Exceptional items in the six months ending 31 January 2015 relate to the release of an unutilised provision from the year ended 31 July 2014, originally made in relation to restructuring costs.
5. Dividends
Six months ended | Six months ended | Year ended | |
31 January 2015 | 31 January 2014 | 31 July 2014 | |
£ | £ | £ | |
Final dividend of 2.9 pence per ordinary share proposed and paid during the period relating to the previous year's results | 2,071,887 | 1,304,005 | 2,158,341 |
6. Earnings per share
Basic earnings per share is calculated by dividing the profit attributable to ordinary shareholders by the weighted average number of ordinary shares in issue during the period.
Diluted earnings per share is calculated by adjusting the weighted average number of ordinary shares in issue to assume the conversion of all potentially dilutive ordinary shares.
The Group has potentially dilutive ordinary shares: those share options granted to employees where the exercise price is less than the average market price of the Company's ordinary shares during the period.
Six months ended | Six months ended | 12 months ended | |
31 January 2015 | 31 January 2014 | 31 July 2014 | |
£ | £ | £ | |
Profit | |||
Profit used in calculating basic and diluted profit | 4,972,943 | 3,393,619 | 9,266,038 |
Number of shares | |||
Weighted average number of shares for the purpose of basic earnings per share | 74,572,247 | 71,998,063 | 72,464,331 |
Effects of: | |||
Employee share options and warrants | 1,530,832 | 3,951,020 | 2,593,870 |
Contingent shares to be issued | 61,332 | 1,249,940 | 1,096,414 |
Weighted average number of shares for the purpose of diluted earnings per share | 76,164,411 | 77,199,023 | 76,154,615 |
7. Property, plant and equipment
During the six months ended 31 January 2015 the group incurred property, plant and equipment additions of £2,120,852 (HY 2014: £292,204).
8. Share capital
£ |
Six months ended 31 January 2015 | Six months ended 31 January 2014 | Year ended 31 July 2014 | |
Share capital issued and fully paid | |||
74,734,035 Ordinary shares of £0.001 each | 74,734 | 72,444 | 74,514 |
Ordinary shares carry the right to one vote per share at general meetings of the Company and the rights to share in any distribution of profits or returns of capital and to share in any residual assets available for distribution in the event of a winding up.

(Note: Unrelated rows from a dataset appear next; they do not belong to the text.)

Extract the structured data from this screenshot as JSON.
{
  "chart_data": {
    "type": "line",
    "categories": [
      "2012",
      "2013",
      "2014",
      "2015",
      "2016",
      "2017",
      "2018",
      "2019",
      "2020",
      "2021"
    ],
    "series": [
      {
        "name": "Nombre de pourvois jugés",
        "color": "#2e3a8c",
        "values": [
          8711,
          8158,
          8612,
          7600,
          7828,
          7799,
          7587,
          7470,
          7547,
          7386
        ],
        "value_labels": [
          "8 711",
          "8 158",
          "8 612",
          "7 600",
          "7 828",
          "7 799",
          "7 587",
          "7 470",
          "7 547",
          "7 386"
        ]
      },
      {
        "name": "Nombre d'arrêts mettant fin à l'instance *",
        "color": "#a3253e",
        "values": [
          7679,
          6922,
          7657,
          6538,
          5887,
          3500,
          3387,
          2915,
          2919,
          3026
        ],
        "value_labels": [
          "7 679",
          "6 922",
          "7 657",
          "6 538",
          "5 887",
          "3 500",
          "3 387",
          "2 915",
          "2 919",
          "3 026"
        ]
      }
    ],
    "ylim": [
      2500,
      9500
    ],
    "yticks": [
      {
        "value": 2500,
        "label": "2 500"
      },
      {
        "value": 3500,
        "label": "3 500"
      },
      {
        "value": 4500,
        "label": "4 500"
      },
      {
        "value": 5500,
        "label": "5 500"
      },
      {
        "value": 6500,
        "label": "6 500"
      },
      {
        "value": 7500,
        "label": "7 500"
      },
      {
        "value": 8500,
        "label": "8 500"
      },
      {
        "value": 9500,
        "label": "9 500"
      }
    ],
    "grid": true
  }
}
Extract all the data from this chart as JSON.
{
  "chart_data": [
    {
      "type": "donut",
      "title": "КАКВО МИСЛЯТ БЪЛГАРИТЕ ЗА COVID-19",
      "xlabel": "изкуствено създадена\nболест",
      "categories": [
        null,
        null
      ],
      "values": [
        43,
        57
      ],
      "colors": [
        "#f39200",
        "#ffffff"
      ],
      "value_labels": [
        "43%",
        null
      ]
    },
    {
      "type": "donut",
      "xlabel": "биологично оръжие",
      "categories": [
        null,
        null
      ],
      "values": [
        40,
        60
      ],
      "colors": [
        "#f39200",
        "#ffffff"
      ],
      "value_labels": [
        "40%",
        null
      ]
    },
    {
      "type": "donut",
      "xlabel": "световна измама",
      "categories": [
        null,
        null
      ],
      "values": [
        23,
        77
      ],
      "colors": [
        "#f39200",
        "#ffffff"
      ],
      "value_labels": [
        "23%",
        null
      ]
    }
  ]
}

During the period ending 31 January 2015 a further 219,884 were issued pursuant to the exercise of options over such shares, which resulted in additions to share capital of £220 and additions to share premium of £260,401.
During the period ending 31 January 2015 the company set up a further Save As You Earn scheme (SAYE), Long Term Incentive Plan (LTIP) and Company Share Option Plan (CSOP). A total of 1,686,269 options were issued. These carry an average exercise price of £2.21 per share.
9. Post balance sheet events
Since the period end the Company has acquired T-mac Technologies Limited. Further details are contained in a separate announcement released earlier today.